A patient misses day 15 of her Qlaira pill pack. What would you advise her?

A

Take missed pill immediately even if it means taking 2 pills in the same day and use additional precautions for 9 days.
(applies to days 1-17)

29
Q

A patient misses her day 20 pill in her Qlaira pack. How would you advise her?

A

Discard all pills in current strip and start new strip immediately. Use additional precautions for 9 days. (applied to days 18-24)

30
Q

A patient misses pill number 25 in her qlaira pack. How would you advise her?

A

Take missed pill immediately and next pill at usual time. No additional precautions required

31
Q

Should prophylactic antibiotics be given to women at an increased risk of developing bacterial endocarditis at time of IUC insertion?

A

No

32
Q

What are the indicators of a low risk cardiac condition?

A
  • discharged from cardiology follow up or seen at intervals of 2 years or more
  • oxygen sats normal
  • not on cardiac medications
33
Q

How long should pregnancy be avoided following solid organ transplant?

A

1 year

34
Q

A 35 y old with a 6cm complex ovarian mass on ultrasound presents to you. She is pre-menopausal.

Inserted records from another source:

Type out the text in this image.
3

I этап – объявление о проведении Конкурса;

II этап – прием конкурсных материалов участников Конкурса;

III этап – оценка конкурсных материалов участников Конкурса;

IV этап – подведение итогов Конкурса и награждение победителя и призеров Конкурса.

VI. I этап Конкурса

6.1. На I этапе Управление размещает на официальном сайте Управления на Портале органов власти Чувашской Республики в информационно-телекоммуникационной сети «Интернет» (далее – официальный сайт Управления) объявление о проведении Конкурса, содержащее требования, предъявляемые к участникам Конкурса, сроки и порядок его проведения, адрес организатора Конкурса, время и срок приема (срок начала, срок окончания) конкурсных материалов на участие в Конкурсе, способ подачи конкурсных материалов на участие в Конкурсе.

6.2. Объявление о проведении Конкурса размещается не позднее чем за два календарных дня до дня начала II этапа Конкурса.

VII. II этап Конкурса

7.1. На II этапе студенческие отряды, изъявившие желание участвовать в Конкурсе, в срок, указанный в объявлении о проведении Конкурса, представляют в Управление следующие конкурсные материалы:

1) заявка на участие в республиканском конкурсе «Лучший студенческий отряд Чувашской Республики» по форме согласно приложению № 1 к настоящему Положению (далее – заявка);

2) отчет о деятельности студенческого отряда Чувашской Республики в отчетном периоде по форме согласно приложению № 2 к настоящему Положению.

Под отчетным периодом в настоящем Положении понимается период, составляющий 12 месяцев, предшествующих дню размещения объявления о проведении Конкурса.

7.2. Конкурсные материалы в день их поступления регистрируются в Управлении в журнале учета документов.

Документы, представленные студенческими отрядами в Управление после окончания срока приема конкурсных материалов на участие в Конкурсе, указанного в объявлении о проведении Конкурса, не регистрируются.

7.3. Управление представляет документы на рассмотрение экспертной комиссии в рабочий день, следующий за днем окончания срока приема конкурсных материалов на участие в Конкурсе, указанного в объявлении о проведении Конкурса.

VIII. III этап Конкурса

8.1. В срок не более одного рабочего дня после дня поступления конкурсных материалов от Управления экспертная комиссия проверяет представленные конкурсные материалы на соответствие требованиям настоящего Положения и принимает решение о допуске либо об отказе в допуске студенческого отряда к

What markers would you request?

A

LDH, a-FP, hCG

35
Q

Which antiepileptic drug can increase seizure frequency during use of CHC and potentially cause toxicitiy during HFI?

A

Lamotrigine

36
Q

Barrier methods, injectables, IUC advised with these AEDs and can increase risk of cleft lip and palate

A

Topiramate

Carbamazepine

37
Q

Which AED can be used with all methods of contraception and generally safe in pregnancy with monitoring

A

Levetiracetam (keppra)

38
Q

Which AED is generally advised not to prescribe to women of child bearing age due to teratogenicity but if no alternatives discuss a pregnancy prevention strategy LARC often best

A

Sodium valproate

39
Q

A coumarin anticoagulant and vitamin K antagonist which acts by inhibiting clotting factors II, VII, IX and X that should not be given in first trimester as can result in congenital abnormalities, stopping before 6th week pregnancy may largely avoid this

A

Warfarin

40
Q

Should avoid fitting IUC in the first 2 weeks of commencing this medication

A

Apixaban

41
Q

Why is LMWH heparin the anticoagulant of choice in pregnancy?

A

LMWH does not cross the placenta

42
Q

If LNG-EC has been taken already in the cycle and UPSI happens again in the same cycle, how long after the LNG-EC should UPA-EC be avoided?

A

7 days

43
Q

What type of drug in UPA-EC?

A

Selective progesterone modulator

44
Q

How many days after UPA-EC can a patient commence CHC?

A

5+7 = 12 days with PT 3 weeks from UPSI

45
Q

How many days after UPA-EC can a patient commenced POP-DSG?

A

5+2=7 days

46
Q

How many days after UPA-EC can a patient commence DMPA?

A

5+7=12 days

47
Q

When switching from a traditional POP to to DSG-POP how many days of additional precautions are needed if taken correctly?

A

No additional precautions required

48
Q

When switching from the traditional POP to CHC, how many days of additional precautions are required?

A

7 days

49
Q

When switching from DSG-POP to CHC, how many days of additional precautions are required?

A

No additional precautions required

50
Q

What is the treatment for severe lidocaine toxicity?

A

20% Intralipid

51
Q

What is the maximum dose of lidocaine without adrenaline?

A

4mg/kg

52
Q

What is the maximum dose of lidocaine without adrenaline?

A

7mg/kg

53
Q

What is the maximum dose of bupivicaine without adrenaline?

A

2mg/kg

54
Q

What is the dose of adrenaline that should be given in the event of cardiac arrest in an adult?